Shige Song <sgsong@ucla.edu> asks:
> In page 231 of the book by Cleves et al. (2002) the formula for calculating
> AIC for parametric hazard model is given by:
> AIC = -2lnL + 2(k+c)
> where k is the number of model covariates and c is the number of
> model-specific distributional parameters. My questions is: how to count the
> number of k if I want to include the same set of covariates in more than one
> distributional parameters? For example, I am estimating a log-logistic
> hazard model; instead of intrducing covariates to the scale parameter only,
> I want to introduce the same set of covariates to both the scale parameter
> and the shape parameter. In this case, should I count the number of
> covariates (k) twice, when caluclating the AIC? Thanks a lot!
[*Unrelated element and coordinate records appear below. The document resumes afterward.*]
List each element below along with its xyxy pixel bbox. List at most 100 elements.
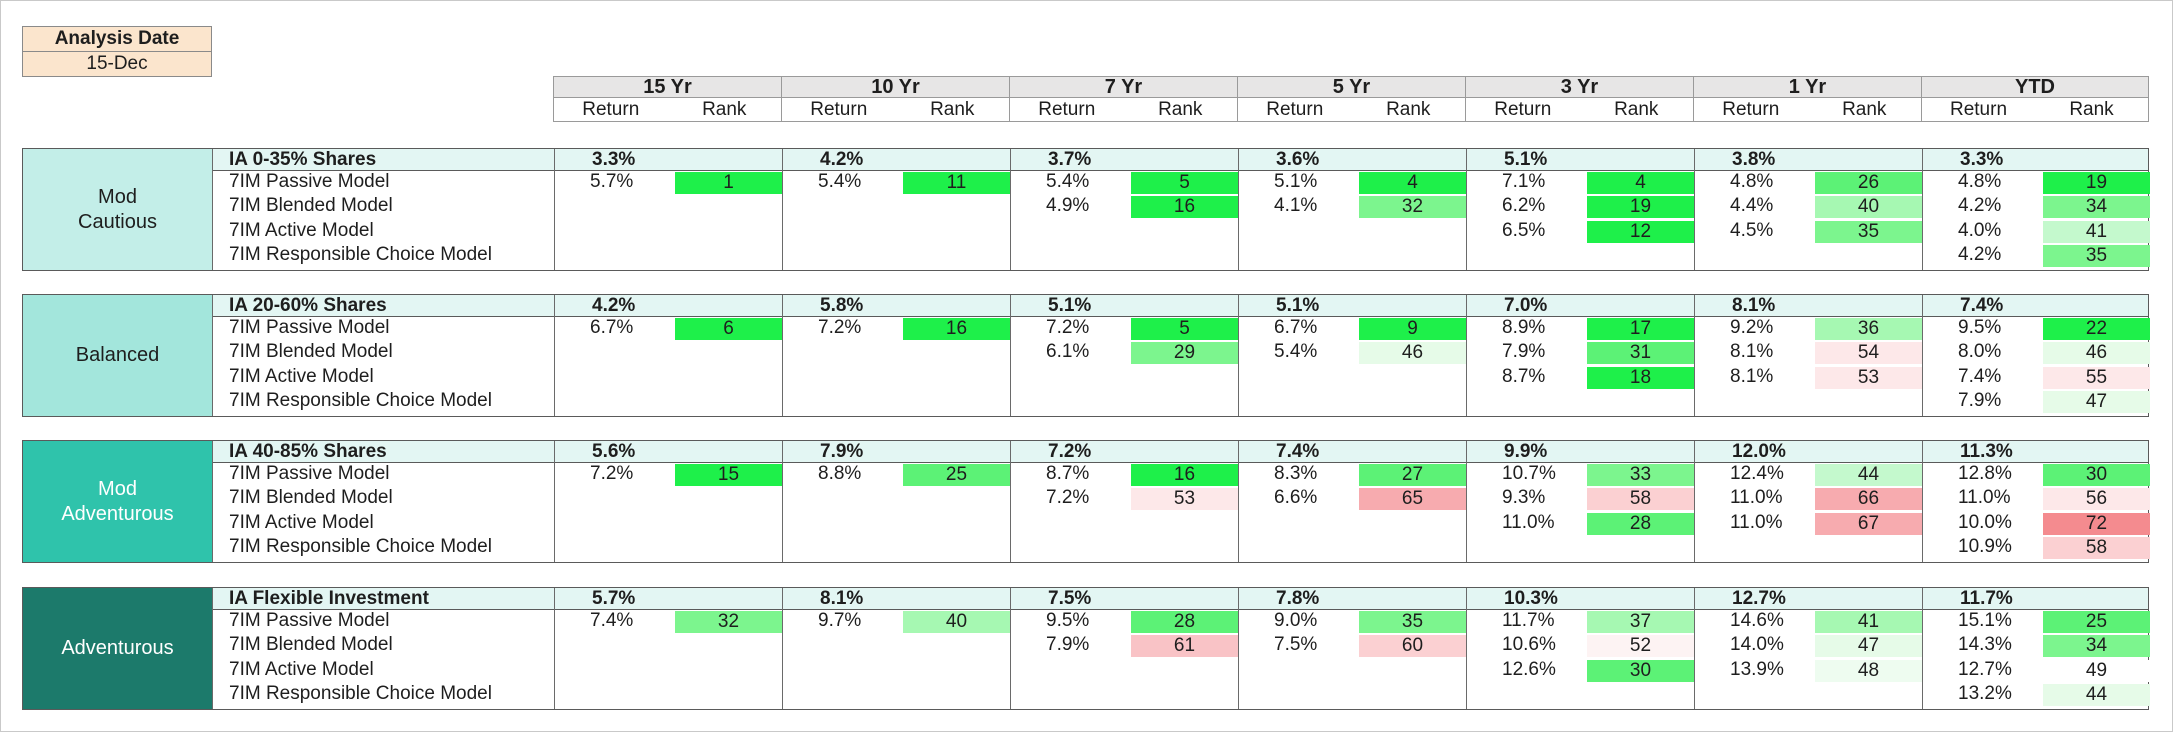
benchmark-name: IA 40-85% Shares (229, 441, 387, 462)
rank-cell[interactable]: 15 (675, 464, 782, 486)
period-subheader: Return Rank (1237, 98, 1466, 122)
rank-cell[interactable]: 28 (1131, 611, 1238, 633)
model-return: 5.4% (1046, 171, 1090, 192)
model-return: 8.3% (1274, 463, 1318, 484)
rank-cell[interactable]: 66 (1815, 488, 1922, 511)
rank-cell[interactable]: 53 (1131, 488, 1238, 511)
rank-cell[interactable]: 11 (903, 172, 1010, 194)
risk-profile-label: Adventurous (23, 588, 212, 709)
rank-cell[interactable]: 47 (1815, 635, 1922, 658)
risk-profile-block: Mod Adventurous IA 40-85% Shares 5.6% 7.9% 7… (22, 440, 2150, 563)
rank-cell[interactable]: 26 (1815, 172, 1922, 194)
risk-profile-block: Mod Cautious IA 0-35% Shares 3.3% 4.2% 3.7% 3… (22, 148, 2150, 271)
rank-cell[interactable]: 5 (1131, 318, 1238, 340)
rank-column-header: Rank (2069, 99, 2114, 120)
rank-cell[interactable]: 16 (1131, 464, 1238, 486)
rank-cell[interactable]: 35 (1815, 220, 1922, 243)
rank-cell[interactable]: 55 (2043, 366, 2150, 389)
rank-cell[interactable]: 25 (2043, 611, 2150, 633)
rank-cell[interactable]: 44 (1815, 464, 1922, 486)
rank-cell[interactable]: 6 (675, 318, 782, 340)
rank-cell[interactable]: 53 (1815, 366, 1922, 389)
rank-cell[interactable]: 46 (2043, 342, 2150, 365)
column-divider (782, 149, 783, 270)
rank-cell[interactable]: 4 (1359, 172, 1466, 194)
rank-cell[interactable]: 27 (1359, 464, 1466, 486)
rank-cell[interactable]: 34 (2043, 196, 2150, 219)
column-divider (1922, 441, 1923, 562)
model-name: 7IM Active Model (229, 219, 374, 241)
rank-cell[interactable]: 1 (675, 172, 782, 194)
rank-cell[interactable]: 12 (1587, 220, 1694, 243)
rank-cell[interactable]: 32 (1359, 196, 1466, 219)
rank-cell[interactable]: 67 (1815, 512, 1922, 535)
period-subheader: Return Rank (553, 98, 782, 122)
analysis-date-label: Analysis Date (22, 26, 212, 52)
rank-cell[interactable]: 58 (2043, 537, 2150, 560)
rank-cell[interactable]: 30 (2043, 464, 2150, 486)
column-divider (554, 588, 555, 709)
rank-cell[interactable]: 32 (675, 611, 782, 633)
rank-cell[interactable]: 18 (1587, 366, 1694, 389)
rank-cell[interactable]: 31 (1587, 342, 1694, 365)
analysis-date-box: Analysis Date 15-Dec (22, 26, 212, 77)
benchmark-return: 7.2% (1048, 441, 1092, 462)
rank-cell[interactable]: 41 (1815, 611, 1922, 633)
rank-cell[interactable]: 48 (1815, 659, 1922, 682)
rank-cell[interactable]: 19 (1587, 196, 1694, 219)
rank-cell[interactable]: 16 (1131, 196, 1238, 219)
benchmark-row-fill (212, 149, 2148, 171)
model-return: 10.6% (1502, 634, 1556, 656)
model-return: 4.1% (1274, 195, 1318, 217)
model-return: 12.7% (1958, 658, 2012, 680)
rank-cell[interactable]: 40 (1815, 196, 1922, 219)
model-name: 7IM Active Model (229, 511, 374, 533)
rank-cell[interactable]: 56 (2043, 488, 2150, 511)
rank-cell[interactable]: 72 (2043, 512, 2150, 535)
model-return: 4.8% (1730, 171, 1774, 192)
rank-cell[interactable]: 37 (1587, 611, 1694, 633)
rank-cell[interactable]: 19 (2043, 172, 2150, 194)
rank-cell[interactable]: 5 (1131, 172, 1238, 194)
benchmark-return: 3.6% (1276, 149, 1320, 170)
rank-cell[interactable]: 33 (1587, 464, 1694, 486)
rank-cell[interactable]: 17 (1587, 318, 1694, 340)
analysis-date-value[interactable]: 15-Dec (22, 52, 212, 77)
rank-cell[interactable]: 61 (1131, 635, 1238, 658)
rank-cell[interactable]: 36 (1815, 318, 1922, 340)
rank-cell[interactable]: 16 (903, 318, 1010, 340)
rank-cell[interactable]: 25 (903, 464, 1010, 486)
rank-cell[interactable]: 40 (903, 611, 1010, 633)
rank-cell[interactable]: 58 (1587, 488, 1694, 511)
rank-cell[interactable]: 47 (2043, 391, 2150, 414)
model-return: 9.7% (818, 610, 862, 631)
period-header: 5 Yr (1237, 76, 1466, 98)
model-return: 4.2% (1958, 195, 2002, 217)
risk-profile-label: Balanced (23, 295, 212, 416)
column-divider (212, 295, 213, 416)
rank-cell[interactable]: 28 (1587, 512, 1694, 535)
rank-cell[interactable]: 54 (1815, 342, 1922, 365)
rank-cell[interactable]: 65 (1359, 488, 1466, 511)
rank-cell[interactable]: 52 (1587, 635, 1694, 658)
model-return: 8.7% (1046, 463, 1090, 484)
model-name: 7IM Blended Model (229, 487, 393, 509)
rank-cell[interactable]: 4 (1587, 172, 1694, 194)
rank-cell[interactable]: 22 (2043, 318, 2150, 340)
model-return: 4.0% (1958, 219, 2002, 241)
rank-cell[interactable]: 60 (1359, 635, 1466, 658)
rank-cell[interactable]: 30 (1587, 659, 1694, 682)
rank-cell[interactable]: 46 (1359, 342, 1466, 365)
rank-cell[interactable]: 29 (1131, 342, 1238, 365)
model-return: 10.7% (1502, 463, 1556, 484)
model-return: 10.0% (1958, 511, 2012, 533)
rank-cell[interactable]: 9 (1359, 318, 1466, 340)
rank-cell[interactable]: 34 (2043, 635, 2150, 658)
rank-cell[interactable]: 49 (2043, 659, 2150, 682)
rank-cell[interactable]: 41 (2043, 220, 2150, 243)
rank-cell[interactable]: 35 (1359, 611, 1466, 633)
rank-column-header: Rank (1386, 99, 1431, 120)
rank-cell[interactable]: 35 (2043, 245, 2150, 268)
model-return: 7.5% (1274, 634, 1318, 656)
rank-cell[interactable]: 44 (2043, 684, 2150, 707)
In short, you count them twice. Think in terms of how many parameters you are
estimating, rather than how many distinct covariates you are using.
In a standard log-logistic model, you have one shape parameter, gamma, and so
you set c=1 when calculating AIC. If you choose to model gamma (or ln(gamma)
as is the case) on a set of covariates, c changes from 1 (for the constant
term that is always there) to 1 + how many covariates you are modelling
ln(gamma) on. So, it is really c that increases while k stays the same.
Note however that k is just the number of covariates in the main equation, and
not 1 + this number. This is merely by convention, and we chose not to count
the constant term in the main equation.